(from The New Yorker, January 11, 1988)
One thing she has noticed about married women, and that is how many of them have to go about creating their husbands. They have to start ascribing preferences, opinions, dictatorial ways. Oh yes, they say, my husband is very particular. He won’t touch turnips. He won’t eat fried meat. (Or he will only eat fried meat.) He likes me to wear blue (brown) all the time.

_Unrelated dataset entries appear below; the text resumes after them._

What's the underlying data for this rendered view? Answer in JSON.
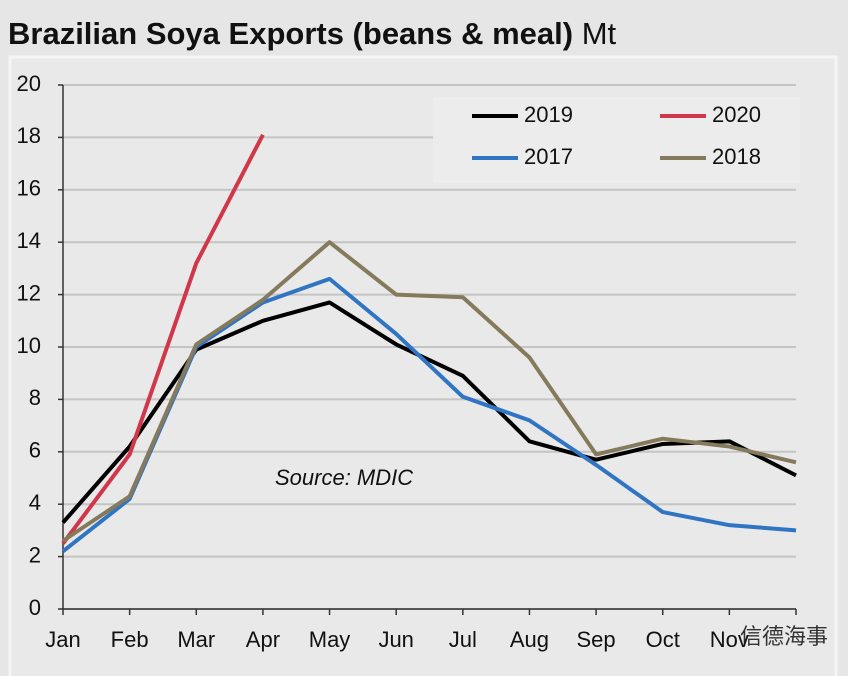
{
  "chart_data": {
    "type": "line",
    "title": "Brazilian Soya Exports (beans & meal)",
    "title_unit": "Mt",
    "annotation": "Source: MDIC",
    "watermark": "信德海事",
    "categories": [
      "Jan",
      "Feb",
      "Mar",
      "Apr",
      "May",
      "Jun",
      "Jul",
      "Aug",
      "Sep",
      "Oct",
      "Nov",
      null
    ],
    "series": [
      {
        "name": "2019",
        "color": "#000000",
        "values": [
          3.3,
          6.2,
          9.9,
          11.0,
          11.7,
          10.1,
          8.9,
          6.4,
          5.7,
          6.3,
          6.4,
          5.1
        ]
      },
      {
        "name": "2020",
        "color": "#d0374a",
        "values": [
          2.5,
          5.9,
          13.2,
          18.1,
          null,
          null,
          null,
          null,
          null,
          null,
          null,
          null
        ]
      },
      {
        "name": "2017",
        "color": "#2f75c4",
        "values": [
          2.2,
          4.2,
          10.0,
          11.7,
          12.6,
          10.5,
          8.1,
          7.2,
          5.5,
          3.7,
          3.2,
          3.0
        ]
      },
      {
        "name": "2018",
        "color": "#857a5c",
        "values": [
          2.6,
          4.3,
          10.1,
          11.8,
          14.0,
          12.0,
          11.9,
          9.6,
          5.9,
          6.5,
          6.2,
          5.6
        ]
      }
    ],
    "ylim": [
      0,
      20
    ],
    "yticks": [
      0,
      2,
      4,
      6,
      8,
      10,
      12,
      14,
      16,
      18,
      20
    ],
    "grid": true,
    "legend": "top-right"
  }
}
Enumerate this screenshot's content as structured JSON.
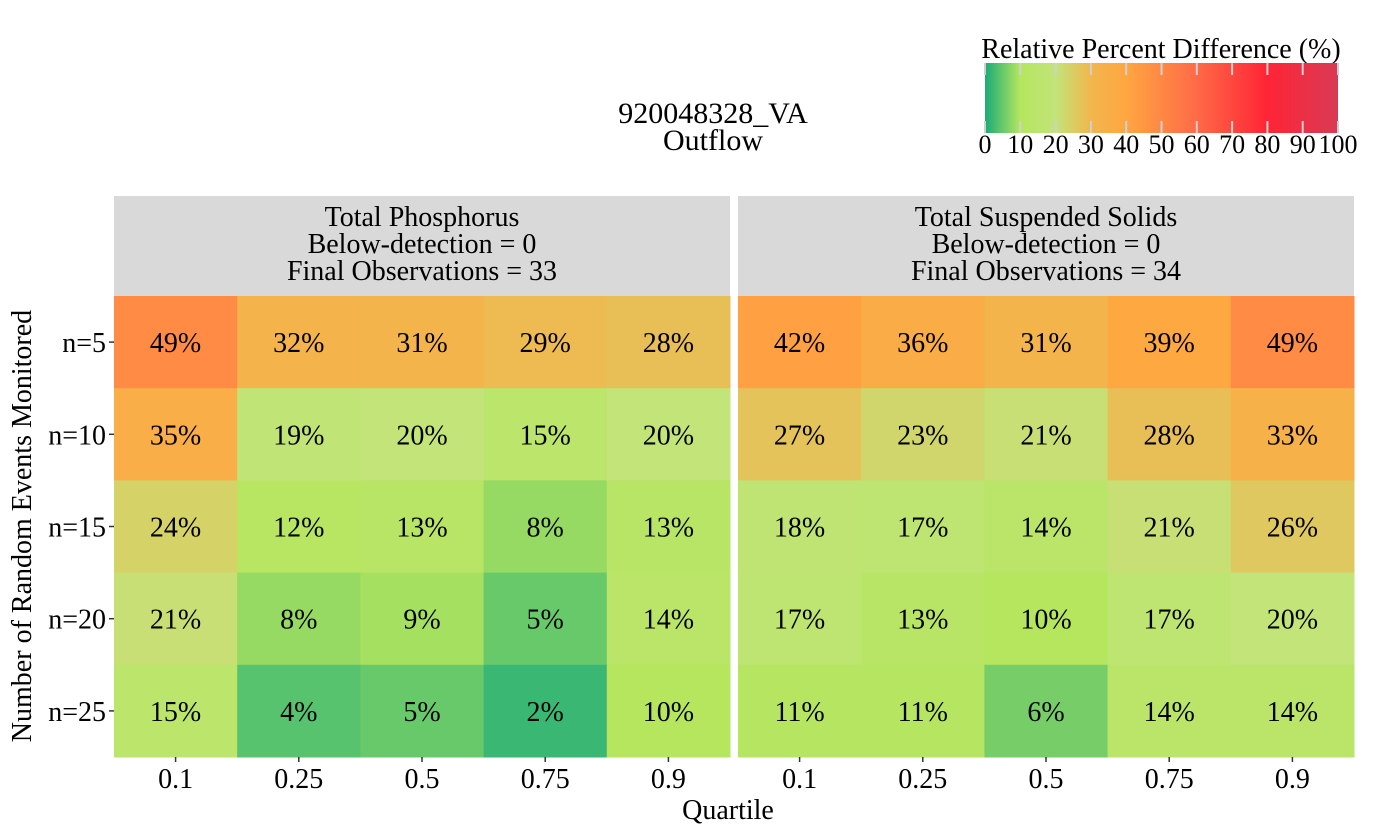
{
  "chart_data": {
    "type": "heatmap",
    "title": "920048328_VA",
    "subtitle": "Outflow",
    "xlabel": "Quartile",
    "ylabel": "Number of Random Events Monitored",
    "categories": [
      "0.1",
      "0.25",
      "0.5",
      "0.75",
      "0.9"
    ],
    "rows": [
      "n=5",
      "n=10",
      "n=15",
      "n=20",
      "n=25"
    ],
    "value_format_suffix": "%",
    "legend": {
      "title": "Relative Percent Difference (%)",
      "position": "top-right",
      "ticks": [
        0,
        10,
        20,
        30,
        40,
        50,
        60,
        70,
        80,
        90,
        100
      ],
      "range": [
        0,
        100
      ],
      "colors": [
        {
          "value": 0,
          "color": "#1aab78"
        },
        {
          "value": 10,
          "color": "#b5e65e"
        },
        {
          "value": 20,
          "color": "#c2e479"
        },
        {
          "value": 30,
          "color": "#f2b64d"
        },
        {
          "value": 40,
          "color": "#ffa641"
        },
        {
          "value": 60,
          "color": "#ff6a47"
        },
        {
          "value": 80,
          "color": "#ff2436"
        },
        {
          "value": 100,
          "color": "#d93a55"
        }
      ]
    },
    "panels": [
      {
        "name": "Total Phosphorus",
        "below_detection": "Below-detection = 0",
        "final_observations": "Final Observations = 33",
        "values": [
          [
            49,
            32,
            31,
            29,
            28
          ],
          [
            35,
            19,
            20,
            15,
            20
          ],
          [
            24,
            12,
            13,
            8,
            13
          ],
          [
            21,
            8,
            9,
            5,
            14
          ],
          [
            15,
            4,
            5,
            2,
            10
          ]
        ]
      },
      {
        "name": "Total Suspended Solids",
        "below_detection": "Below-detection = 0",
        "final_observations": "Final Observations = 34",
        "values": [
          [
            42,
            36,
            31,
            39,
            49
          ],
          [
            27,
            23,
            21,
            28,
            33
          ],
          [
            18,
            17,
            14,
            21,
            26
          ],
          [
            17,
            13,
            10,
            17,
            20
          ],
          [
            11,
            11,
            6,
            14,
            14
          ]
        ]
      }
    ]
  }
}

Okay, so I clearly enjoy stories about sad single women… Like most Munro stories, this one began slowly for me. It felt like schoolwork (and it is, actually, assigned by one of my professors). After a few pages, however, I became completely engrossed in the world that was being constructed and couldn’t imagine not finishing it. The story is about a woman named Almeda Joynt Roth, a poet who lives alone in the house built by her father in the “wilds of Canada West.” She has outlived her brother and sister, as well as her mother and father. She never marries, considered too eccentric and damaged from seeing all that death. She spends her time writing poems about her family–visiting their graves, teaching her siblings to make snow angels–as well as poems about plants and trees. One day, a widower named Jarvis Poulter arrives in town, and there is hope that Almeda might live happily ever after, though I assume I’m not spoiling anything by telling you that this doesn’t happen. “Meneseteung” is a great story. I think it’s been anthologized a good bit, and rightly so. I only wish Munro didn’t feel so much like assigned reading at the beginning. It makes me hesitant to invest. She’s worth it, though.